Самая большая добродетель, которую мы можем достичь здесь, на земле – это молчание, любил повторять рабби Ицхак бен Иегуди.

Впрочем, на этот раз, кажется, все-таки следовало нарушить его заповедь и ответить. Так, как отвечают в драке на удар или так, как отвечают, продумав все последствия, на враждебную ноту.

– Я думаю, – сказал Давид, тщательно подбирая слова, – я думаю, что все проблемы, с которыми мы в этой жизни сталкиваемся, всегда носят исключительно богословский характер. В противном случае, они не представляют никакого интереса.

– Не думаю, – сказал Феликс.

Оно и заметно, – прошептал, исчезая далекий голос.

– Евреи очень смешные, – сообщил вдруг Грегори, отрываясь от своей книги. – Да?.. Они могут целый день сидеть, говорить и ничего не делать.

– Еще один антисемит на нашу голову, – сказал Левушка и погрозил Грегори кулаком.

20. Филипп Какавека. Фрагмент 22

«МАГИЧЕСКИЙ КРУГ. Не потому ли в мире существует столь неприлично большое число самых разнообразных суждений по поводу каждого предмета, что мы никогда не в состоянии повлиять на то, о чем мы судим? По-настоящему следовало бы иметь не мнения о вещах, законах и событиях, а власть над ними. Точнее, только те оценки и суждения могли бы считаться истинными, которые вытекали бы из нашей воли и деятельности. Только тогда мы могли бы быть вполне ответственными за них, и не бояться суждений, противоположных нашим собственным. В действительности же, мы вечно пребываем в страхе быть опровергнутыми, а, вместе с тем, мы и не слишком крепко держимся за наши собственные суждения, ибо все, что мы знаем доподлинно об их объектах, это то, что они существуют, ничуть не заботясь о том, что мы о них думаем. Эта чужая свобода кажется нам столь же абсолютной, сколь и отвратительной. Отгородиться от нее можно только с помощью тех или иных суждений, оценок и мнений, которые сами по себе стоят столько же, сколько им противоположные. Они – только свидетельства нашего бессилия и затаенного страха. Поэтому познавать – значит не владеть и царствовать, но очерчивать магический круг, внутри которого можно мало-мальски сносно существовать, – круг, защищающий нас от чужой свободы, или от чего-то, что, быть может, еще и хуже всякой свободы. Тому, кто в этом убедился, остается, вероятно, только одно: предаваться размышлениям о сомнительности всех наших оценок и суждений, впрочем, оберегающих нас от того «мира», который, возможно, даже и не подозревает о нашем существовании. Будет ли это значить, что нам удалось вплотную подойти к разделяющей нас границе? Похоже, что нет. Ведь и высказанное здесь, как и все прочее, занято тем, что оберегает нас – хотя и на свой лад – от вторжения чужого. – Так может быть и вовсе оставить суждения и оценки? – Пожалуй, змее будет легче вернуться в сброшенную кожу».
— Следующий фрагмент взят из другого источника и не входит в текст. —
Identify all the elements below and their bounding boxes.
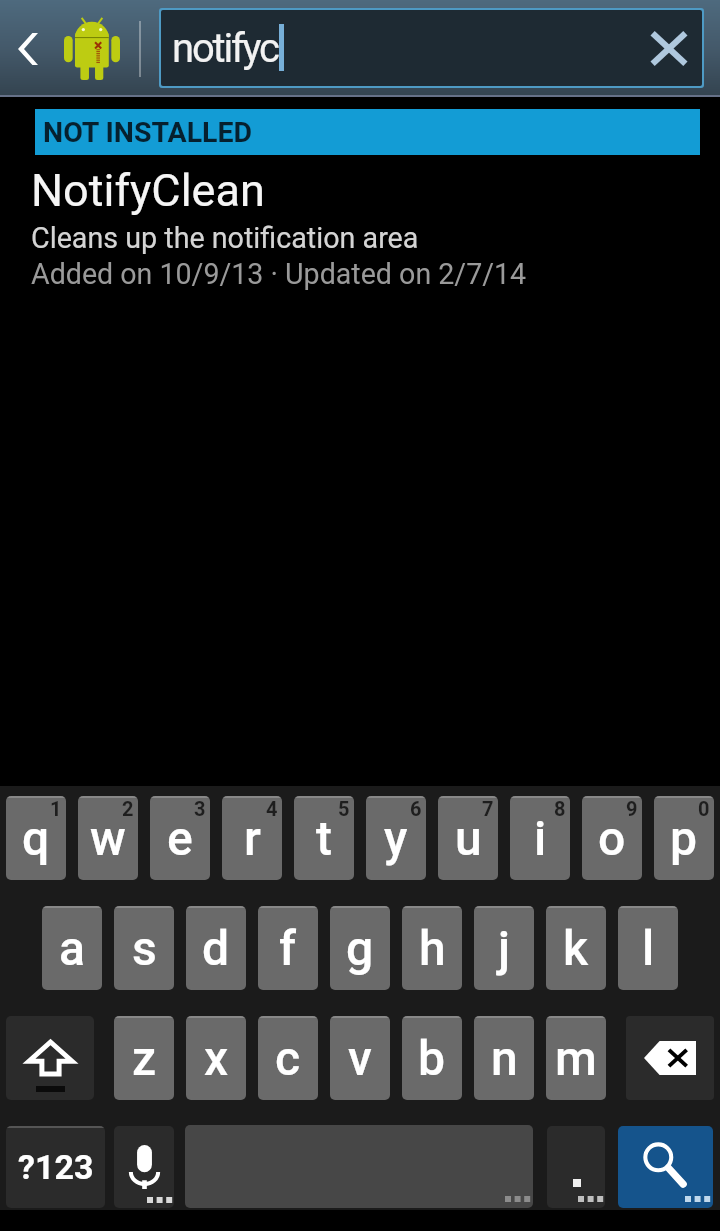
staticText: w [90,810,126,866]
staticText: l [642,920,655,976]
staticText: 6 [410,797,422,820]
staticText: e [167,810,193,866]
staticText: v [348,1030,372,1086]
button[interactable]: z [114,1016,174,1100]
staticText: NotifyClean [31,164,265,217]
button[interactable]: Period [547,1126,605,1208]
button[interactable]: Clear search [640,19,698,77]
button[interactable]: NOT INSTALLED [35,109,700,155]
button[interactable]: d [186,906,246,990]
button[interactable]: u [438,796,498,880]
staticText: ?123 [18,1147,94,1187]
button[interactable]: s [114,906,174,990]
button[interactable]: x [186,1016,246,1100]
staticText: q [22,810,50,866]
staticText: i [534,810,547,866]
staticText: 2 [122,797,134,820]
button[interactable]: f [258,906,318,990]
staticText: 4 [266,797,278,820]
staticText: f [279,920,297,976]
button[interactable]: w [78,796,138,880]
staticText: k [563,920,589,976]
staticText: b [418,1030,446,1086]
button[interactable]: a [42,906,102,990]
staticText: c [275,1030,301,1086]
staticText: o [598,810,626,866]
staticText: x [204,1030,229,1086]
staticText: 8 [554,797,566,820]
staticText: NOT INSTALLED [43,116,253,149]
staticText: j [498,920,511,976]
staticText: notifyc [172,25,278,72]
button[interactable]: Backspace [626,1016,714,1100]
button[interactable]: l [618,906,678,990]
staticText: 1 [50,797,62,820]
staticText: n [491,1030,518,1086]
button[interactable]: y [366,796,426,880]
staticText: g [346,920,374,976]
staticText: h [419,920,446,976]
button[interactable]: j [474,906,534,990]
button[interactable]: m [546,1016,606,1100]
button[interactable]: notifyc [161,10,702,86]
staticText: 3 [194,797,206,820]
staticText: 7 [482,797,494,820]
button[interactable]: g [330,906,390,990]
button[interactable]: v [330,1016,390,1100]
button[interactable]: ?123 [6,1126,105,1208]
staticText: 9 [626,797,638,820]
button[interactable]: b [402,1016,462,1100]
staticText: p [670,810,698,866]
staticText: Added on 10/9/13 · Updated on 2/7/14 [31,257,527,291]
button[interactable]: o [582,796,642,880]
button[interactable]: e [150,796,210,880]
staticText: r [244,810,261,866]
button[interactable]: r [222,796,282,880]
other: App icon [64,17,120,80]
staticText: z [132,1030,157,1086]
staticText: y [384,810,408,866]
staticText: u [455,810,482,866]
staticText: t [316,810,332,866]
button[interactable]: q [6,796,66,880]
staticText: m [555,1030,597,1086]
button[interactable]: n [474,1016,534,1100]
staticText: a [59,920,85,976]
button[interactable]: h [402,906,462,990]
staticText: 0 [698,797,710,820]
button[interactable]: Voice input [114,1126,174,1208]
staticText: d [202,920,230,976]
button[interactable]: p [654,796,714,880]
button[interactable]: t [294,796,354,880]
button[interactable]: Space [185,1125,533,1208]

21. Первое явление Иешуа из Назарета

Возможно, он так бы и не узнал никогда о том, что рабби Ицхак хранил, как зеницу ока, если бы в дело ни вмешался его величество случай. Обыкновенный случай, сэр, или другими словами, некое сплетение всевозможных и несплетаемых в иных случаях обстоятельств, которые с одинаковой долей вероятности можно было принять как за руку Провидения, так и за вполне объяснимое естественное явление, занимающее свое место в череде прочих явлений и, следовательно, не представляющее из себя ничего из ряда вон выходящего.

Всего лишь нечто такое, – говорила его мягкая, понимающая улыбка, – что настойчиво требует от тебя, чтобы ты сам принял решение, от которого, возможно, зависит твое будущее, а возможно, даже вся твоя жизнь.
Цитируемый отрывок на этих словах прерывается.